I limiti al divieto di reformatio in peius

26 Ottobre 2015

Per la Corte Edu ben può la Corte di appello, in sede di giudizio di rinvio, irrogare una pena più grave rispetto a quella comminata dal primo giudice di appello, purché non sia più alta rispetto a quella determinata dai giudici di primo grado. Il ricorrente, condannato con giudizio abbreviato per associazione di tipo mafioso, aveva impugnato la sentenza di condanna a sei anni di reclusione contestando la inutilizzabilità di parte delle intercettazioni telefoniche realizzate nel corso delle indagini preliminari, in quanto effettuate con strumenti non appartenenti alla Procura.

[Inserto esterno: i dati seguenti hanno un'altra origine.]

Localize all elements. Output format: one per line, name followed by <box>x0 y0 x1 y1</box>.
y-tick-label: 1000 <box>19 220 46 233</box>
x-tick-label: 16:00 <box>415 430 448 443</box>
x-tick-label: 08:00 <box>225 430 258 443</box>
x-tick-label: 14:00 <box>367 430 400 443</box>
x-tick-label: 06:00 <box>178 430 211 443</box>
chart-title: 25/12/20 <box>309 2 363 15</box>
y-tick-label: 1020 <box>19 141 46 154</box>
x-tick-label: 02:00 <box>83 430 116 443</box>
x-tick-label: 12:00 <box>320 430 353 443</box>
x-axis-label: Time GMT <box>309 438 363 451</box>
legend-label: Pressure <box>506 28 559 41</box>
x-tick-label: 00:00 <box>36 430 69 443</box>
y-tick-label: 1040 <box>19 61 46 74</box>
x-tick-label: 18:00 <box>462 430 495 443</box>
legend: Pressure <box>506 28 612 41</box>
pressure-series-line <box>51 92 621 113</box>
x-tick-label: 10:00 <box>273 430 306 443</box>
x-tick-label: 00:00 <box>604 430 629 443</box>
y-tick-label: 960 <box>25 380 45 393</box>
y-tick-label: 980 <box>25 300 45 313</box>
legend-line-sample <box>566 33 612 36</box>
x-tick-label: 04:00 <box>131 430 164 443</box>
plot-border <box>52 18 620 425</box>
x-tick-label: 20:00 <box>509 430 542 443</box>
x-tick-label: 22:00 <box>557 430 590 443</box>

Per la Corte Edu ben può la Corte di appello, in sede di giudizio di rinvio, irrogare una pena più grave rispetto a quella comminata dal primo giudice di appello, purché non sia più alta rispetto a quella determinata dai giudici di primo grado.

Il ricorrente, condannato con giudizio abbreviato per associazione di tipo mafioso, aveva impugnato la sentenza di condanna a sei anni di reclusione contestando la inutilizzabilità di parte delle intercettazioni telefoniche realizzate nel corso delle indagini preliminari, in quanto effettuate con strumenti non appartenenti alla Procura.

La Corte di appello, in riforma della sentenza impugnata, riduceva la condanna a cinque anni e quattro mesi di reclusione, considerato il limitato contributo del ricorrente alle attività dell'associazione. Avverso questa decisione, il ricorrente proponeva ricorso per Cassazione ribadendo la illegittimità delle intercettazioni così come effettuate. La Corte regolatrice annullava con rinvio ad altra Corte di appello ritenendo che le intercettazioni potevano essere realizzate con strumenti non appartenenti agli inquirenti ma solo in circostanze eccezionali le quali, tuttavia, non risultavano correttamente motivate. Nel nuovo procedimento la Corte di appello confermava il giudizio di primo grado, conclusosi con una condanna a sei anni di reclusione, inasprendo così la pena rispetto a quella precedentemente inflitta dal primo giudice di appello. Riproponeva ricorso per Cassazione l'imputato, il quale, oltre a ribadire i già menzionati motivi di ricorso, eccepiva altresì la violazione del principio di divieto di reformatio in peius, come garantito dall'articolo 597, comma 3, c.p.p., atteso che, condannato dal Gup ad anni 6 di reclusione, si era visto ridurre la pena dal primo giudice d'appello ad anni cinque e mesi quattro, mentre il giudice di rinvio aveva rideterminato la sanzione in anni 6 di reclusione.

La Cassazione, aderendo all'indirizzo maggioritario, ha sostenuto che il divieto di reformatio in peius è un principio di portata generale che opera anche nel giudizio di rinvio; tuttavia, qualora la sentenza di appello sia stata annullata per ragioni esclusivamente processuali – come nel caso in esame – tale divieto deve essere rispettato solo in relazione alla sentenza di primo grado, non avendo determinato quella di secondo grado il consolidamento di alcuna posizione di carattere sostanziale.

Per la Corte Edu, che ha dichiarato all'unanimità irricevibile il ricorso, non può ritenersi violato, da parte della Cassazione, il divieto di applicazione analogica e dunque l'art. 7 della Convenzione che afferma il principio nulla poena sine lege, dal momento che il testo dell'articolo 597, comma 3, c.p.p. vieta solo una condanna superiore a quella imposta nella sentenza di primo grado che, nel caso di specie, è pari a sei anni di reclusione. Sanzione finale applicata al ricorrente dal giudice nazionale che, a tal fine, non è andato oltre il dettato normativo.